This essay by John Bloom, Vice President of Organizational Culture at RSF Social Finance and General Secretary of the Anthroposophical Society in America, was originally published on the Association of Waldorf Schools of North America’s community hub. Thanks to AWSNA and Mr. Bloom for allowing us to republish it here.
The current climate has produced a lot of personal and organizational stress, and for some raised hard economic questions. The pandemic seems to have changed everything rather suddenly—home life, work, school, as well as other basic life rhythms. Situational uncertainty and the tension that often accompanies it seem ever-present, even as we reorganize and recognize new priorities. The linkage between illness and the economy, spatial distancing and employment, working from home with the children present, all have necessitated a shift in consciousness and operating assumptions. None of this is easy.
At the same time Waldorf schools, without students, their primary reason for existing, are having to reinvent how they can still serve the children and families until such time as they can return to school. There is amazingly creative work being done in this regard; and, being done with the same thoughtfulness for child development that one would expect of Waldorf educators given the circumstances.
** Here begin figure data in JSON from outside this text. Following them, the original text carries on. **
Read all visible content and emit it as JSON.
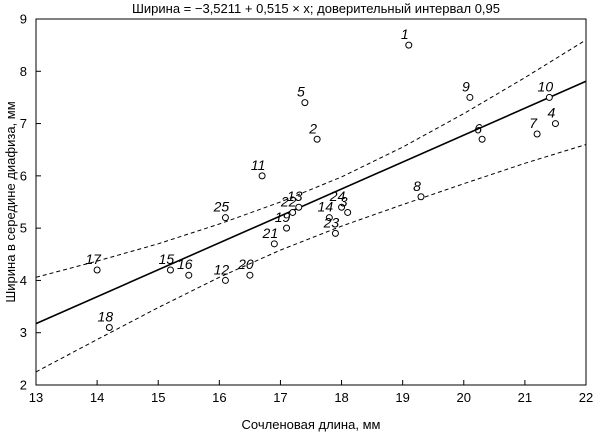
{
  "chart_data": {
    "type": "scatter",
    "title": "Ширина = −3,5211 + 0,515 × x; доверительный интервал 0,95",
    "xlabel": "Сочленовая длина, мм",
    "ylabel": "Ширина в середине диафиза, мм",
    "xlim": [
      13,
      22
    ],
    "ylim": [
      2,
      9
    ],
    "xticks": [
      "13",
      "14",
      "15",
      "16",
      "17",
      "18",
      "19",
      "20",
      "21",
      "22"
    ],
    "yticks": [
      "2",
      "3",
      "4",
      "5",
      "6",
      "7",
      "8",
      "9"
    ],
    "grid": false,
    "regression": {
      "intercept": -3.5211,
      "slope": 0.515
    },
    "confidence_band": {
      "upper": [
        [
          13,
          4.06
        ],
        [
          14,
          4.37
        ],
        [
          15,
          4.7
        ],
        [
          16,
          5.08
        ],
        [
          17,
          5.5
        ],
        [
          18,
          5.98
        ],
        [
          19,
          6.55
        ],
        [
          20,
          7.19
        ],
        [
          21,
          7.88
        ],
        [
          22,
          8.6
        ]
      ],
      "lower": [
        [
          13,
          2.25
        ],
        [
          14,
          2.87
        ],
        [
          15,
          3.48
        ],
        [
          16,
          4.06
        ],
        [
          17,
          4.58
        ],
        [
          18,
          5.04
        ],
        [
          19,
          5.45
        ],
        [
          20,
          5.85
        ],
        [
          21,
          6.24
        ],
        [
          22,
          6.6
        ]
      ]
    },
    "points": [
      {
        "label": "1",
        "x": 19.1,
        "y": 8.5
      },
      {
        "label": "2",
        "x": 17.6,
        "y": 6.7
      },
      {
        "label": "3",
        "x": 18.1,
        "y": 5.3
      },
      {
        "label": "4",
        "x": 21.5,
        "y": 7.0
      },
      {
        "label": "5",
        "x": 17.4,
        "y": 7.4
      },
      {
        "label": "6",
        "x": 20.3,
        "y": 6.7
      },
      {
        "label": "7",
        "x": 21.2,
        "y": 6.8
      },
      {
        "label": "8",
        "x": 19.3,
        "y": 5.6
      },
      {
        "label": "9",
        "x": 20.1,
        "y": 7.5
      },
      {
        "label": "10",
        "x": 21.4,
        "y": 7.5
      },
      {
        "label": "11",
        "x": 16.7,
        "y": 6.0
      },
      {
        "label": "12",
        "x": 16.1,
        "y": 4.0
      },
      {
        "label": "13",
        "x": 17.3,
        "y": 5.4
      },
      {
        "label": "14",
        "x": 17.8,
        "y": 5.2
      },
      {
        "label": "15",
        "x": 15.2,
        "y": 4.2
      },
      {
        "label": "16",
        "x": 15.5,
        "y": 4.1
      },
      {
        "label": "17",
        "x": 14.0,
        "y": 4.2
      },
      {
        "label": "18",
        "x": 14.2,
        "y": 3.1
      },
      {
        "label": "19",
        "x": 17.1,
        "y": 5.0
      },
      {
        "label": "20",
        "x": 16.5,
        "y": 4.1
      },
      {
        "label": "21",
        "x": 16.9,
        "y": 4.7
      },
      {
        "label": "22",
        "x": 17.2,
        "y": 5.3
      },
      {
        "label": "23",
        "x": 17.9,
        "y": 4.9
      },
      {
        "label": "24",
        "x": 18.0,
        "y": 5.4
      },
      {
        "label": "25",
        "x": 16.1,
        "y": 5.2
      }
    ]
  }
}
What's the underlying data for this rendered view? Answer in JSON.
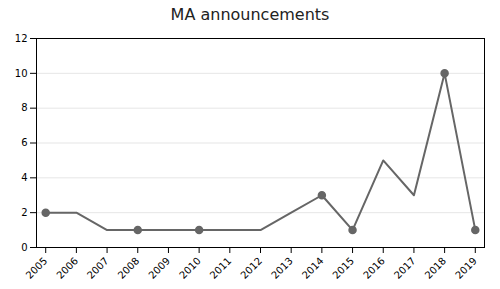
{
  "chart_data": {
    "type": "line",
    "title": "MA announcements",
    "x": [
      2005,
      2006,
      2007,
      2008,
      2009,
      2010,
      2011,
      2012,
      2013,
      2014,
      2015,
      2016,
      2017,
      2018,
      2019
    ],
    "xlim": [
      2004.7,
      2019.3
    ],
    "xticks": [
      2005,
      2006,
      2007,
      2008,
      2009,
      2010,
      2011,
      2012,
      2013,
      2014,
      2015,
      2016,
      2017,
      2018,
      2019
    ],
    "ylim": [
      0,
      12
    ],
    "yticks": [
      0,
      2,
      4,
      6,
      8,
      10,
      12
    ],
    "grid": true,
    "series": [
      {
        "type": "line",
        "color": "#666666",
        "values": [
          2,
          2,
          1,
          1,
          1,
          1,
          1,
          1,
          2,
          3,
          1,
          5,
          3,
          10,
          1
        ]
      },
      {
        "type": "scatter",
        "marker": "circle",
        "color": "#666666",
        "x": [
          2005,
          2008,
          2010,
          2014,
          2015,
          2018,
          2019
        ],
        "values": [
          2,
          1,
          1,
          3,
          1,
          10,
          1
        ]
      }
    ]
  }
}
Teachers are turning as quickly as they can to other modalities of teaching where possible and appropriate. For the Waldorf students, “distance learning” really means learning from the archetypes and knowledge of the distant to modern past as preparation for stepping mindfully and heartfully into the present, and further, so that the future they will create is rooted in the fullness of what it means to be human—so they can go the distance. How we as adults model and move forward through adversity is also teaching the children—and this may be a singularly important opportunity to learn what resilience looks and feels like.
Of course, all the sudden change factors have raised real and important economic questions. You might reasonably think: I am busy working, and caring for or teaching my children at home and yet I continue to pay tuition—even if the school is offering online classes. What am I paying for? In a consumer-oriented society, it is essential to understand what tuition actually is because in the end you cannot buy an education. If you look back on your own educational experience whether in public or private school, the economic life of the organization needed to be supported via taxes or tuition so that the actual cultural activity of teaching and learning could unfold unfettered by the quality of financial exchange. In reality tuition is a mandatory contribution or gift to the creation of the daily experience we call school, a kind of contribution that bears fruit outside of the bounds of time. Education, learning does not stop though schooling may have concluded.
The school association to which tuition payments are made is actually made up of all those who are paying, which means that the community (association in this case) shares the risk in supporting the schools ongoing life. This in turn means that tuition makes the life of the school possible regardless of whether your child is home sick on any given day or whether, as in the current situation, children and parents are required to shelter in place.
The current pandemic has made some realities visible that may not have been so evident in the norm. Our assumptions are challenged as may be our patience. Our roles and responsibilities as parents or grandparents have suddenly shifted. But is also an opportunity to realize what future we are making, not only with the gift of Waldorf education, but also how we think about how the economy works, what money is, and what it is for. It may well be that some families’ circumstances will be so changed that continuing to support the school so that their children can attend is not possible, though I am sure that schools are mindful of this reality and are trying to work with it as a short term issue and longer term as well. This is one painful reality that has become visible, but so too has the true gift nature of tuition.